Globalization means no island is an island anymore. As Thresher and I talk carp, foxes — smuggled in from the mainland — are roaming the Tasmanian bush and may be establishing a beachhead. "If foxes aren't eradicated soon, we'll have a drumroll of extinctions," warns wildlife officer Nick Mooney. Australian government scientists are working on a noncontagious virus that will carry a DNA sequence designed to sterilize foxes. A similar but contagious immunocontraceptive technique is being tested on Aussie rabbits.
With destructive alien species expanding worldwide, such genetic technology is likely to spread like, well, carp. The insatiable northern snakehead fish — a native of China that can breathe air and walk on land — has been multiplying in a Maryland pond. The Great Lakes have been invaded by more aliens than those in a Star Wars bar scene. If zebra mussels and round gobies weren't wreaking havoc enough, Charles Krueger, science director of the Great Lakes Fishery Commission, now has to contend with the big head carp, a 50-pound monster from China. "We are certainly interested in daughterless gene technology," says Krueger. "Our primary concern is if somehow that technology got back to the species' native distribution."
It will probably be seven more years before the doomsday carp is ready to swim wild.
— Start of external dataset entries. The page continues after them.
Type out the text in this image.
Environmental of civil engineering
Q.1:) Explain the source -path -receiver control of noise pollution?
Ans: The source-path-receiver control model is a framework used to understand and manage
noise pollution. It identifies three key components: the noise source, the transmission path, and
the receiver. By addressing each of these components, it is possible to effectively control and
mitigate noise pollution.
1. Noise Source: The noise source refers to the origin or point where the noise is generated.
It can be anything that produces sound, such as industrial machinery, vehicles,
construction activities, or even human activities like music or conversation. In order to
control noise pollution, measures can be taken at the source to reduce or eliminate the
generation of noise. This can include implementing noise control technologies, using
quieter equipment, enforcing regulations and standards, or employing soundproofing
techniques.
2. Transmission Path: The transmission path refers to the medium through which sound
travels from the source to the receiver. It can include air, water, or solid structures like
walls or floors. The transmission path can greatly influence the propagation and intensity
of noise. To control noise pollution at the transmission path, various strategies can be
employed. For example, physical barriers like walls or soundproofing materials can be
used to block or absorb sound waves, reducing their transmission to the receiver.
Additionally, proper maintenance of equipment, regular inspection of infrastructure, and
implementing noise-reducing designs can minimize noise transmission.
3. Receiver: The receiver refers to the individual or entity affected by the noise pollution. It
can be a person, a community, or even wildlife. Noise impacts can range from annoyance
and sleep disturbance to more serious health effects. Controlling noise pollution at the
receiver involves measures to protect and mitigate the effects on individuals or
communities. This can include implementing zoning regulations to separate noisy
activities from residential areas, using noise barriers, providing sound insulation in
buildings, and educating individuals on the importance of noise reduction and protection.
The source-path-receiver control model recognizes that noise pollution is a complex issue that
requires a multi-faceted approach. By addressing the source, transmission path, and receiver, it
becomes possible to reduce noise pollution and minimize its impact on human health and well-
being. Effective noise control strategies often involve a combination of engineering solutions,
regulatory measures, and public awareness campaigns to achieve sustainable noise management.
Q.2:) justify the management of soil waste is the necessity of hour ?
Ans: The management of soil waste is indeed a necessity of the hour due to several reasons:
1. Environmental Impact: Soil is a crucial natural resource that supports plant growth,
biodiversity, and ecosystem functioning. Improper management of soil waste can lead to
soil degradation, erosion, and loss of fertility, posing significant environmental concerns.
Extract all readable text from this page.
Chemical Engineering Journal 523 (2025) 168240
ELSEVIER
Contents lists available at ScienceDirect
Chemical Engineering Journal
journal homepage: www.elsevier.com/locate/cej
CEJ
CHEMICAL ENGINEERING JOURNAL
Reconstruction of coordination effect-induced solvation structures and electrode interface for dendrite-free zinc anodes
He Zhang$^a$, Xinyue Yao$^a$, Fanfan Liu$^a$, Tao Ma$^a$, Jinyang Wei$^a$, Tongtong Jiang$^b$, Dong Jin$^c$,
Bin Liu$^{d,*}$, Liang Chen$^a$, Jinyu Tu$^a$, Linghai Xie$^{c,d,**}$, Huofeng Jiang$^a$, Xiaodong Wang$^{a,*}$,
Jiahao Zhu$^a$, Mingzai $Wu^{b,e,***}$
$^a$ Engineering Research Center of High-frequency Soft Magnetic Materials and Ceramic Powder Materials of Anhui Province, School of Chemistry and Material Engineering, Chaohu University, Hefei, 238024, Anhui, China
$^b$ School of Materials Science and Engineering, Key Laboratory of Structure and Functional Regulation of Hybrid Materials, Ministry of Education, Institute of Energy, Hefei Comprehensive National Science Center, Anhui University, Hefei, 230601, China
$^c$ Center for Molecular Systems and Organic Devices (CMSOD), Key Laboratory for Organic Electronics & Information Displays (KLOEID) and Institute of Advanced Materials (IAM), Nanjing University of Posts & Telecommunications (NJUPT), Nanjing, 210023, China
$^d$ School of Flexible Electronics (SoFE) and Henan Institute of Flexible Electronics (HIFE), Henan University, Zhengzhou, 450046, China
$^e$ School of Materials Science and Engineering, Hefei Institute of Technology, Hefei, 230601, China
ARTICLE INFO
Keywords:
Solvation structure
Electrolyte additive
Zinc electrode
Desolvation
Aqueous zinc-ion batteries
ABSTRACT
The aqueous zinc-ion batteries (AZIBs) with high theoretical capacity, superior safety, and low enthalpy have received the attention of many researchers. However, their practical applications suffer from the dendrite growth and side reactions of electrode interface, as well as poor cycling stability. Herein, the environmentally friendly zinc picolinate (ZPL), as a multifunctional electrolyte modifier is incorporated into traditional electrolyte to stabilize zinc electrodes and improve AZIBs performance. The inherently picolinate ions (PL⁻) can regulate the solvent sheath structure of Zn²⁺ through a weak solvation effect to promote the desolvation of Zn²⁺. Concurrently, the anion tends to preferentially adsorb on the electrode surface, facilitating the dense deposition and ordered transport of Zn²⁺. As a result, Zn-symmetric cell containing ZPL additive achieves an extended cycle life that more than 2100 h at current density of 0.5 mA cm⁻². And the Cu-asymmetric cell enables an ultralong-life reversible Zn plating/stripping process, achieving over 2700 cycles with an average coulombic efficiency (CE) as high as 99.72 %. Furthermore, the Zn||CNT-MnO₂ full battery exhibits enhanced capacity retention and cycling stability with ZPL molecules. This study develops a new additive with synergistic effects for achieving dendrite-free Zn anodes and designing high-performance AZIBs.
But ask Ron Thresher about the future of the daughterless gene, and he rattles off a list of possible candidates: snails, cane toads, birds maybe. And foxes? "In theory, it could work on mammals, although you would have to use different genes. Sexual development in mammals is much, much, much more complicated than in fish." He pauses. "It may well work on something like cats and foxes. I'd be quite keen to pursue that." With the tools of genetic manipulation in his grasp, it's only a matter of carpe diem.